José Roberto de Toledo: A gente tem o exemplo de deputados americanos. Trinta e cinco deputados assinaram uma carta pedindo para que fosse aprovada uma legislação de emergência para permitir que cobaias humanas se candidatassem a testes de vacina. Seriam inoculados ou expostos ao vírus do Sars-CoV-2 para serem contaminados e acelerar, assim, o processo de testes de vacina. É o tipo de coisa que vale a pena, numa circunstância como essa?

Fernando Reinach: Exatamente. Você ter pessoas que são voluntárias para isso é perfeito, contanto que se tenha a certeza absoluta de que essas pessoas entendem perfeitamente os riscos. E é muito difícil explicar para pessoas leigas e elas terem uma percepção real do risco que elas estão entrando.

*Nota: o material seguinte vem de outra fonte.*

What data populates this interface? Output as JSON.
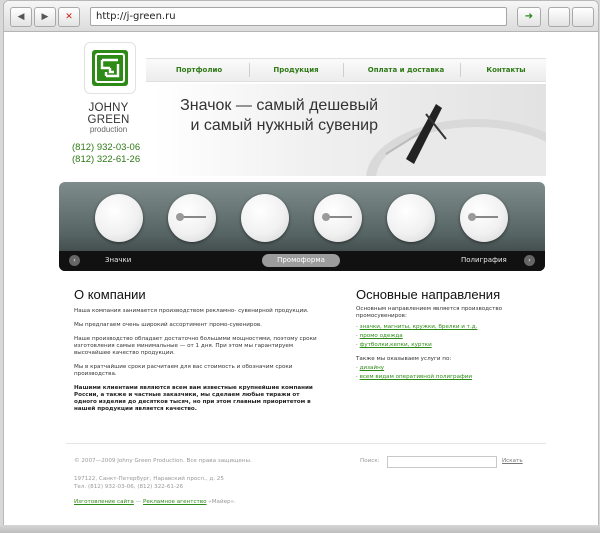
{
  "browser": {
    "back_icon": "◀",
    "forward_icon": "▶",
    "stop_icon": "✕",
    "go_icon": "➜",
    "url": "http://j-green.ru"
  },
  "site": {
    "brand": {
      "name": "JOHNY GREEN",
      "tagline": "production"
    },
    "phones": [
      "(812) 932-03-06",
      "(812) 322-61-26"
    ],
    "menu": [
      "Портфолио",
      "Продукция",
      "Оплата и доставка",
      "Контакты"
    ],
    "hero": {
      "line1": "Значок — самый дешевый",
      "line2": "и самый нужный сувенир"
    },
    "carousel": {
      "left_label": "Значки",
      "active_label": "Промоформа",
      "right_label": "Полиграфия",
      "prev": "‹",
      "next": "›"
    },
    "about": {
      "title": "О компании",
      "paragraphs": [
        "Наша компания занимается производством рекламно- сувенирной продукции.",
        "Мы предлагаем очень широкий ассортимент промо-сувениров.",
        "Наше производство обладает достаточно большими мощностями, поэтому сроки изготовления самые минимальные — от 1 дня. При этом мы гарантируем высочайшее качество продукции.",
        "Мы в кратчайшие сроки расчитаем для вас стоимость и обозначим сроки производства."
      ],
      "strong_paragraph": "Нашими клиентами являются всем вам известные крупнейшие компании России, а также и частные заказчики, мы сделаем любые тиражи от одного изделия до десятков тысяч, но при этом главным приоритетом в нашей продукции является качество."
    },
    "directions": {
      "title": "Основные направления",
      "intro": "Основным направлением является производство промосувениров:",
      "items": [
        "значки, магниты, кружки, брелки и т.д.",
        "промо одежда",
        "футболки,кепки, куртки"
      ],
      "also_intro": "Также мы оказываем услуги по:",
      "also_items": [
        "дизайну",
        "всем видам оперативной полиграфии"
      ]
    },
    "footer": {
      "copyright": "© 2007—2009 Johny Green Production. Все права защищены.",
      "address": "197122, Санкт-Петербург, Наравский просп., д. 25",
      "phones": "Тел. (812) 932-03-06, (812) 322-61-26",
      "made_link": "Изготовление сайта",
      "made_dash": " — ",
      "agency_link": "Рекламное агентство",
      "agency_name": " «Майер».",
      "search_label": "Поиск:",
      "search_button": "Искать"
    }
  },
  "colors": {
    "accent": "#2e7a16",
    "dark": "#2d3434"
  }
}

Então você tem esses especialistas de uma coisa como a Conep, por exemplo, que vai falar: “Olha, você não vai conseguir explicar isso para as pessoas, então você não pode fazer.” E os políticos têm essa coisa de que “se eu baixo uma lei, a coisa vai acontecer”. Mas não adianta você baixar uma lei dizendo: “Caro Sars-CoV, você não pode mais se espalhar no Brasil, você é uma gripe fraca, eu decretei que você é isso”, depois eu ponho no Twitter, faço, aconteço, e isso não muda a realidade. E isso dá uma angústia grande.

José Roberto de Toledo: Por isso que a gente precisa de controles como o da Conep, justamente para não repetir episódios de Tuskegee e inocular o microrganismo da sífilis em 399 homens negros que não sabiam nem sequer o que estava acontecendo com eles e o que era a sífilis.

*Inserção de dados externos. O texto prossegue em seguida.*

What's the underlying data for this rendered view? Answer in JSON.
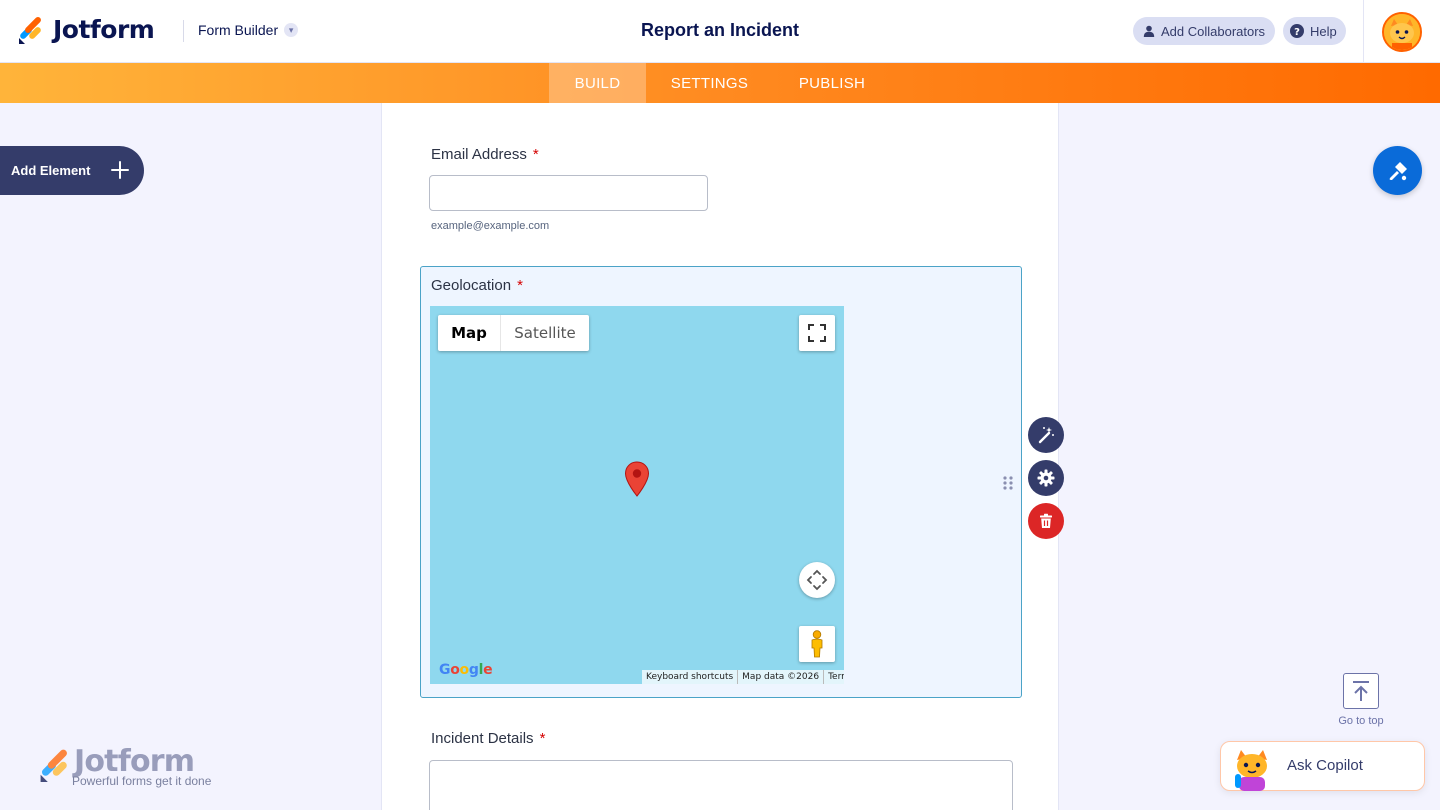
{
  "header": {
    "brand": "Jotform",
    "builder_label": "Form Builder",
    "page_title": "Report an Incident",
    "collaborators_label": "Add Collaborators",
    "help_label": "Help"
  },
  "nav": {
    "tabs": [
      {
        "label": "BUILD",
        "active": true
      },
      {
        "label": "SETTINGS",
        "active": false
      },
      {
        "label": "PUBLISH",
        "active": false
      }
    ]
  },
  "sidebar": {
    "add_element_label": "Add Element"
  },
  "form": {
    "email": {
      "label": "Email Address",
      "required_mark": "*",
      "value": "",
      "sublabel": "example@example.com"
    },
    "geolocation": {
      "label": "Geolocation",
      "required_mark": "*",
      "map": {
        "type_buttons": [
          "Map",
          "Satellite"
        ],
        "selected_type": "Map",
        "footer": [
          "Keyboard shortcuts",
          "Map data ©2026",
          "Terms"
        ],
        "provider": "Google"
      }
    },
    "incident_details": {
      "label": "Incident Details",
      "required_mark": "*",
      "value": ""
    }
  },
  "right_panel": {
    "go_to_top_label": "Go to top",
    "copilot_label": "Ask Copilot"
  },
  "watermark": {
    "brand": "Jotform",
    "tagline": "Powerful forms get it done"
  },
  "colors": {
    "accent_orange": "#ff6100",
    "navy": "#0a1551",
    "theme_blue": "#0a6bd9",
    "danger_red": "#dc2626",
    "map_water": "#8fd8ee"
  }
}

Fernando Reinach: Em troca, o que eles deram para esses homens negros? Comida, roupa e se comprometeram a pagar o enterro no fim do experimento. Caminhamos muito dessa época para hoje. Mas é uma dificuldade. Porque às vezes a Conep é percebida como muito lenta, ou muito burocrática. Se ela não agir com a velocidade suficiente, ela pode, inclusive, bloquear o progresso das coisas. Mas ela é indispensável. Não dá para imaginar uma sociedade – onde você é obrigado a fazer experimentos com seres humanos para ter progresso na medicina – onde isso seja deixado ao bel-prazer de todo mundo.

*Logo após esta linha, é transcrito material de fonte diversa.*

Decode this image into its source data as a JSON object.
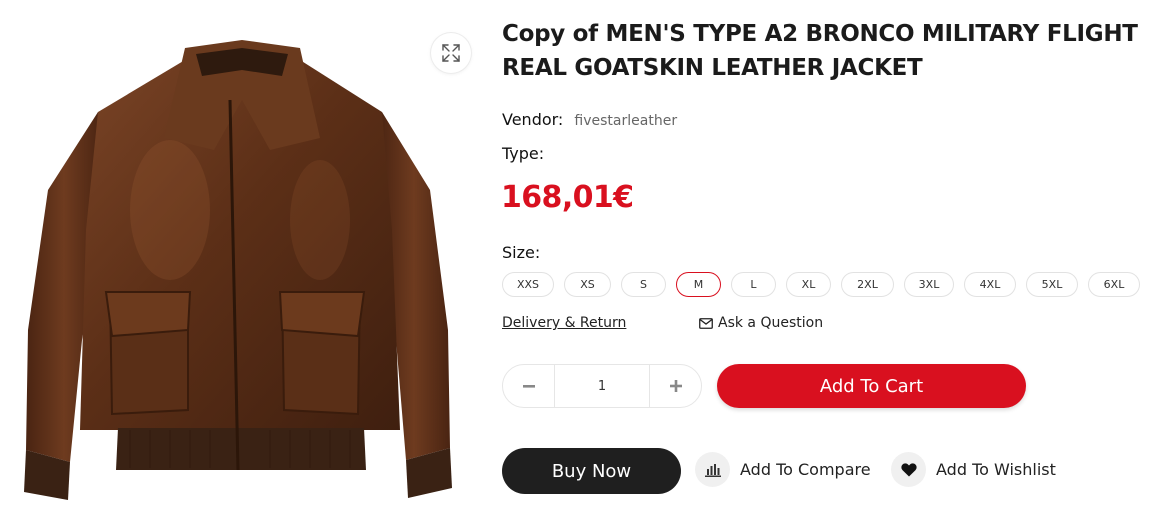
{
  "product": {
    "title": "Copy of MEN'S TYPE A2 BRONCO MILITARY FLIGHT REAL GOATSKIN LEATHER JACKET",
    "vendor_label": "Vendor:",
    "vendor_value": "fivestarleather",
    "type_label": "Type:",
    "price": "168,01€",
    "image_icon": "jacket-image",
    "zoom_icon": "expand-icon"
  },
  "size": {
    "label": "Size:",
    "selected": "M",
    "options": [
      "XXS",
      "XS",
      "S",
      "M",
      "L",
      "XL",
      "2XL",
      "3XL",
      "4XL",
      "5XL",
      "6XL"
    ]
  },
  "links": {
    "delivery": "Delivery & Return",
    "ask": "Ask a Question",
    "ask_icon": "envelope-icon"
  },
  "quantity": {
    "value": "1",
    "minus_icon": "minus-icon",
    "plus_icon": "plus-icon"
  },
  "buttons": {
    "add_to_cart": "Add To Cart",
    "buy_now": "Buy Now",
    "compare": "Add To Compare",
    "compare_icon": "bar-chart-icon",
    "wishlist": "Add To Wishlist",
    "wishlist_icon": "heart-icon"
  },
  "colors": {
    "accent": "#d9101f",
    "dark_button": "#1f1f1f",
    "leather": "#6b3a1f"
  }
}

José Roberto de Toledo: A Conep é uma espécie de radar para evitar que o motorista entre a 140 km/h na curva, né?

Fernando Reinach: Exatamente. Ela vai olhando, você tem que pedir autorização etc. Nós, por exemplo, estávamos tentando fazer um estudo aqui em São Paulo.

José Roberto de Toledo: Vocês, no caso, são a Universidade de São Paulo, o Ibope e o laboratório Fleury?

Fernando Reinach: É. Ficamos vários dias esperando. Eu acho interessante esses mecanismos de controle da ciência. As pessoas têm essa visão do cientista, daquele doutor Pardal, o cara que faz qualquer experimento, mas não é bem assim. A ciência ao longo do tempo foi criando esses mecanismos de autocontrole, como a Conep, que embasam e que fazem com que a ciência seja diferente da opinião, seja diferente da vontade política. Se você começa a falar: “não, vou aprovar remédio por decreto do Senado, do Congresso ou qualquer coisa desse tipo”, você vai começar a ter coisas que não funcionam ou que matam as pessoas, o que é pior ainda.

José Roberto de Toledo: Aí a gente sai do BBB científico pro MMA científico, né? Vale tudo.

*
Nota enviada pela Prevent Senior após a publicação do texto: Segundo a Prevent Senior, todos os protocolos de atendimento realizados com pacientes de Covid 19 seguiram os ditames éticos e legais. O atendimento precoce à doença atendeu a decisões dos médicos da operadora e das famílias dos beneficiários da empresa. A questão do Conep se deveu a um ruído de comunicação e está totalmente superada. A Prevent repudia a imputação de condutas aéticas a seus médicos e profissionais de saúde.

Atualizado no dia 3 de novembro de 2020, as 16h33.